Monday, April 21, 2008

AMENDMENTS

Everyday i see you. You do not meet my standards i'm sorry to admit. Can you not be who you are? I'm sick of having to deal with you and stand up for you. That's because I'm the only way that knows you. But when you look at me, we don't see eye to eye. I try to fix you and mold you to my liking but there is always something off. yknow i can't shrug you off. i would but i can't. DO you feel like you're bounded. why can't you just be who you are and not care for those that shit about it. stop with the doubting. im tired of it. i seriously am. i can tell you what to do. you know i can. just that you won't listen. im the clearest voice in your head yet you listen to those around you. im frustrated too. nothing too grasp. right? i wish we could both take it easy. we are one together but we are two different ppl. depends on who we are around right. funny thing is you are me and i am you. we stare at each other and we don't know our true identity. or maybe we are one.

a broken bridge, either it wasnt wanted or it isnt needed. too worn from being trampled over. finally collapsed. but its internal destruction. for the structure is still intact, just the pieces that really matter are no longer present. used to connect two things together. the water beneath crashes again and again, wearing its wall.

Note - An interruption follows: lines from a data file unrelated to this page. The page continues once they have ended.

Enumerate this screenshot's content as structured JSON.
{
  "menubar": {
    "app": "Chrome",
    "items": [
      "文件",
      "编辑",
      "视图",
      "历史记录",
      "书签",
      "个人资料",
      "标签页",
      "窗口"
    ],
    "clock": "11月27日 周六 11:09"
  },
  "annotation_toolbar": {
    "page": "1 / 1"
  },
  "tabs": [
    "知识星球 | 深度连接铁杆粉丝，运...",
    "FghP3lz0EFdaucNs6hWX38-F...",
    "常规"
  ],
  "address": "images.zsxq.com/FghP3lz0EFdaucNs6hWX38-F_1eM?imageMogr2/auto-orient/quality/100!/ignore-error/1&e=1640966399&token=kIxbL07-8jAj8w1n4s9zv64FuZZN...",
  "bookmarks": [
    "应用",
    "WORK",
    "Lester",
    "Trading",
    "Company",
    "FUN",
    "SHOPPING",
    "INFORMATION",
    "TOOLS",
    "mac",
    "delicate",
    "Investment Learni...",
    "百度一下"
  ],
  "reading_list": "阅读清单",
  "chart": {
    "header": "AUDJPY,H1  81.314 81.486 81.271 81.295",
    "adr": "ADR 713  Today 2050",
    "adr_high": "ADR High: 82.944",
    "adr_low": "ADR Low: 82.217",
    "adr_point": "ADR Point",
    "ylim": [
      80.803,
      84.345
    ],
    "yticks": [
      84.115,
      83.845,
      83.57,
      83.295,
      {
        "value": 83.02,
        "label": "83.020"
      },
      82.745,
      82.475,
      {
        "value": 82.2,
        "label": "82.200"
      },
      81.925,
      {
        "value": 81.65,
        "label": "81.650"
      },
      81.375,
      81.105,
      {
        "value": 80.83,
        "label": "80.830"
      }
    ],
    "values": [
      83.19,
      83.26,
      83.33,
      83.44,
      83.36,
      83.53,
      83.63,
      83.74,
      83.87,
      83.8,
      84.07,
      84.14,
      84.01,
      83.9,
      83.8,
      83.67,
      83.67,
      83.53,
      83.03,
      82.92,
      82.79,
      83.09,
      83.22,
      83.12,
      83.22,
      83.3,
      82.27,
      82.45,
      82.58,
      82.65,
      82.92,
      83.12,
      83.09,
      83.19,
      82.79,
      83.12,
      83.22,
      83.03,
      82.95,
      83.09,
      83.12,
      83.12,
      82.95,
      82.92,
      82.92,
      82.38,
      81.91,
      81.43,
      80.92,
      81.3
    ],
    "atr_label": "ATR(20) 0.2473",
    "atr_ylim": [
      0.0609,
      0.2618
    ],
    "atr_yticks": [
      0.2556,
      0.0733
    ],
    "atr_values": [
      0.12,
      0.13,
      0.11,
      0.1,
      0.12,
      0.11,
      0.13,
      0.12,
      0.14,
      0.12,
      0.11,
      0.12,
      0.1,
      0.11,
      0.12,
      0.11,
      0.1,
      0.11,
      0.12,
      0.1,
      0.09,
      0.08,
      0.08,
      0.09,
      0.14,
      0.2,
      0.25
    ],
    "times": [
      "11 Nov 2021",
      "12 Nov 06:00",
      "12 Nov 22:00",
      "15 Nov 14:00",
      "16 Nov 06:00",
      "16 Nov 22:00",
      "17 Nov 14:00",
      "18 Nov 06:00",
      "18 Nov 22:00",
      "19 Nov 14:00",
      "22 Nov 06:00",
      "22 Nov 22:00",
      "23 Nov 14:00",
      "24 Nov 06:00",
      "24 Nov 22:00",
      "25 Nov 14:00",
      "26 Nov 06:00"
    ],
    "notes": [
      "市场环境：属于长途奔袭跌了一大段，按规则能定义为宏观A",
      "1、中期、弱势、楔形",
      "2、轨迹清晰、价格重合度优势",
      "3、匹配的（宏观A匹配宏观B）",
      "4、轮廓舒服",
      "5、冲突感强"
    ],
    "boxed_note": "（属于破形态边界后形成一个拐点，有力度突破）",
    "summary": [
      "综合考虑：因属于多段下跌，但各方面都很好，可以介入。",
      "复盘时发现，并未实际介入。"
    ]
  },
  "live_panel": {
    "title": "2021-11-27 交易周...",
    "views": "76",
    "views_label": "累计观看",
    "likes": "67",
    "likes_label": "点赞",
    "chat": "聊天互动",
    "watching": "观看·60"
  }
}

I scream for some silence. I laugh to laugh for once, not there so you notice I'm gone and I breathe cuz its necessary

just for mo :D

Tuesday, April 8, 2008

IN THE MIDST

its been a while hasn't it. my mind open to a selected range of people that are willing to take time to glance . so hows life? its pretty good says one. its pretty swell i must say. i get the grades i want, the friends that notice me, the parents that nurture and care, and the confidence i attain. who am i? an ordinary wallflower, static and without meaning, tapered on the wall, awaiting for anyone or thing to come and admire me. but i just blend in with the background. im no different than any other flowers on the wall, let alone comparable. for i have ripped petals and missing petals, dried leaves, stained from the environment. life is great you presume. yes it is. hey friend, im jealous of you. why cant we just swap lives one day. i would never give yours back. i would be so happy and be the perfect child. i promise. but wait, im me and youre you. im suppose to like who i am right? im different you say. but i beg to differ. im a ghost. i make my entrance but no one acknowledges. its all fun and games. then its goodbye and im swift away to my home. the fly on the wall that sees all but sits out and left to be. even maybe swatted. life is short. can you end mine for me please? death is ugly but everyone goes thru with it. can you just grant me my wish. im at a crossroad. can you guide me to the right path. or maybe ill pass this one and get hit by the car. its not like i want to get hit. i wave frantically to no avail. i signal the driver to stop. but does he care?  
the wheels on the bus go round and round, round and round, round and round,
the wheels on the bus go round and round, drive me over till i lie on the ground
throw me under the bus. i will mind. but im speechless, more like i cant speak.
hey, its dark baby. can you be my light. im scared. you dont have to if you dont want to. hey, its pouring right now. stand under the umbrella with me. no? dont worry bout it. no hard feelings. lets play hide and seek. ill hide you seek. hope you dont get tired from seeking forever. try and find but i guarantee you wont find me. i returned to the wall where i belong. row 8, 17th down. i will be lonely tho. can you still talk to me even tho we are so distant? dont let me down. tell me soon so i can give up hoping. im a planted seed. im not growing. i dont like myself. stomp on me please. ill tell you its okay. but who cares about the truth. its so buried in the soils. hi blog. been a while huh? long time no talk. please dont make me feel shitty. wait you cant! thnx for listening. i want to be me but its not that easy. why cant the one that i see be someone different. i rather be a wallflower. i wont be lonely with countless others surrounding me!